For a play whose characters spend considerable time standing at attention — or hovering, with disciplined posture, near a testifying witness — there’s an impressive physical dynamism to the Keegan Theatre’s “A Few Good Men.” Aaron Sorkin’s banter-threaded potboiler is a courtroom drama, a genre that can all too easily come off as static. And yet, as directed by Jeremy Skidmore, this entertaining production brims with movement, directional shifts and evolving perspectives. Sitting in the audience, you can almost feel the military establishment bustling around you.
The patriotism, zeal and flaws of that establishment are hinted at in Steven Royal’s striking set, dominated by a massive, near-recumbent U.S. flag that slants across the stage, its fabric drooping onto a staircase at the far right. The flagpole is broad and flat, and its surface becomes a patrol spot and occasional thoroughfare for the play’s characters.

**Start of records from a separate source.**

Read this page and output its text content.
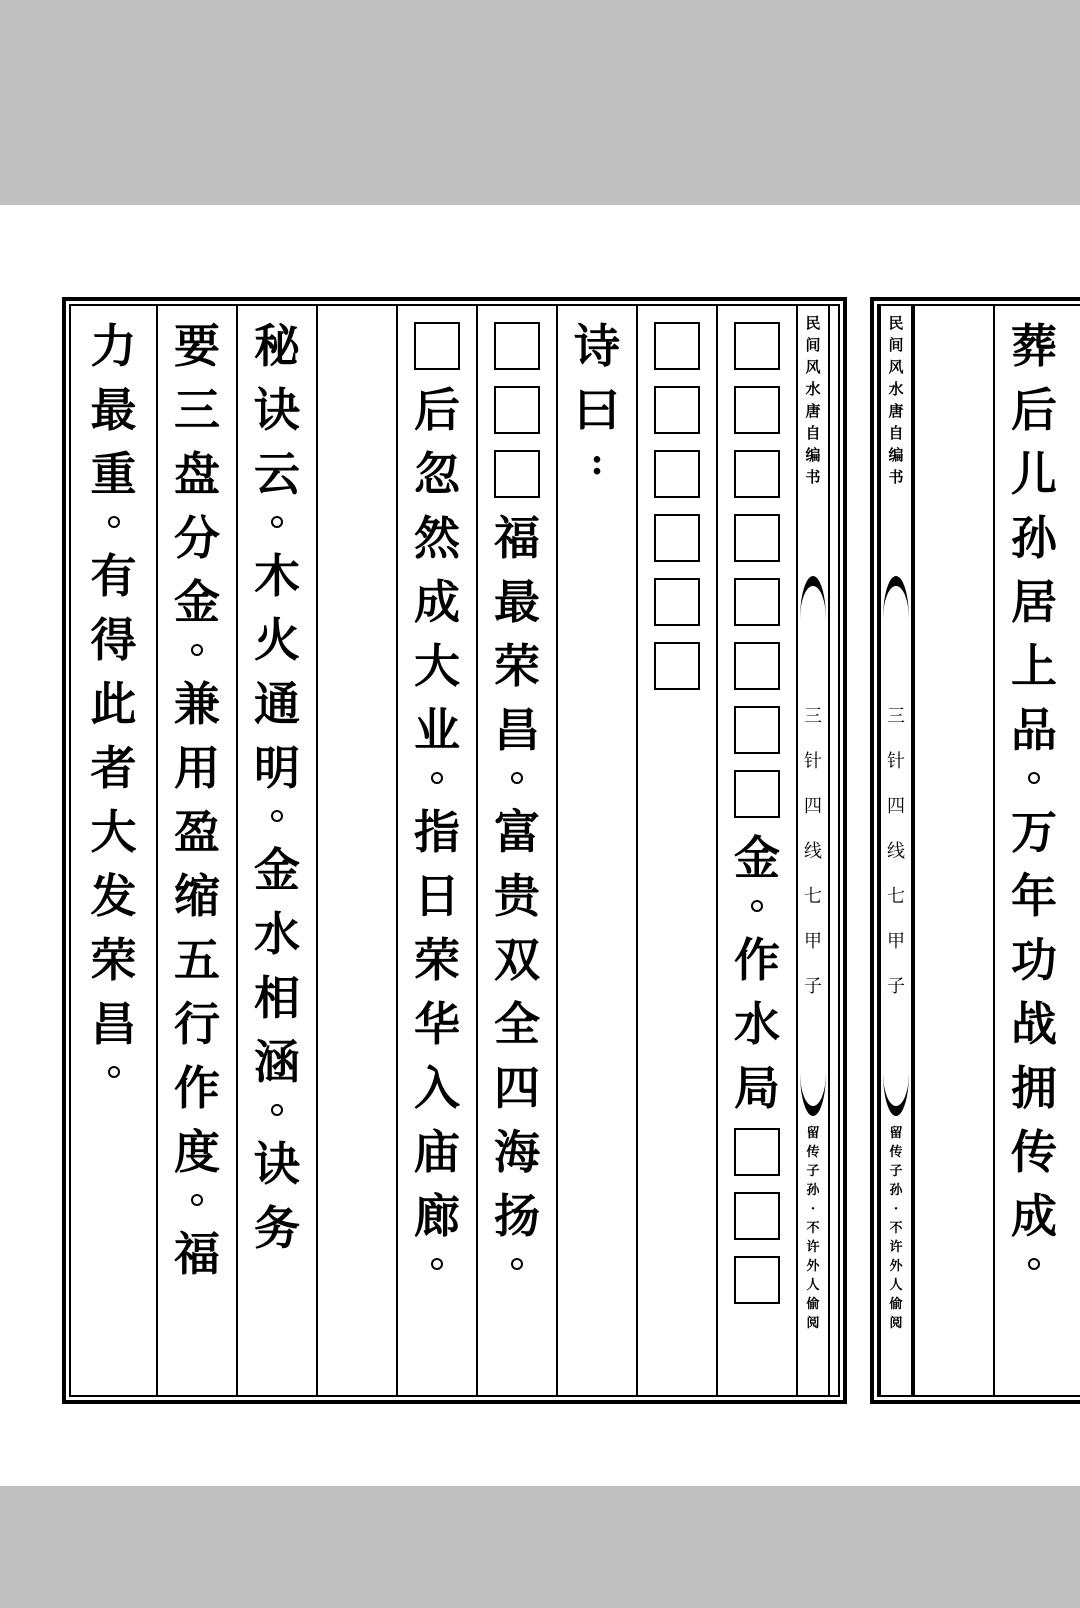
民
间
风
水
唐
自
编
书
三
针
四
线
七
甲
子
留
传
子
孙
·
不
许
外
人
偷
阅
金
作
水
局
诗
曰
:
福
最
荣
昌
富
贵
双
全
四
海
扬
后
忽
然
成
大
业
指
日
荣
华
入
庙
廊
秘
诀
云
木
火
通
明
金
水
相
涵
诀
务
要
三
盘
分
金
兼
用
盈
缩
五
行
作
度
福
力
最
重
有
得
此
者
大
发
荣
昌
民
间
风
水
唐
自
编
书
三
针
四
线
七
甲
子
留
传
子
孙
·
不
许
外
人
偷
阅
葬
后
儿
孙
居
上
品
万
年
功
战
拥
传
成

Those characters are military men and one woman, caught up in a court-martial of two Marines. While stationed at Cuba’s Guantanamo Bay, Lance Cpl. Harold W. Dawson (Jon Hudson Odom) and Pfc. Louden Downey (Adi Stein) tied up and gagged a fellow Marine, who later died. Was the tragedy a spontaneous hazing-style incident gone wrong or an act of premeditated revenge? Were superior officers involved? Was there a coverup? Have the Marines been prioritizing loyalty over justice? These and other questions confront the defense lawyers, who become increasingly stressed after their clients refuse to accept a lenient plea deal.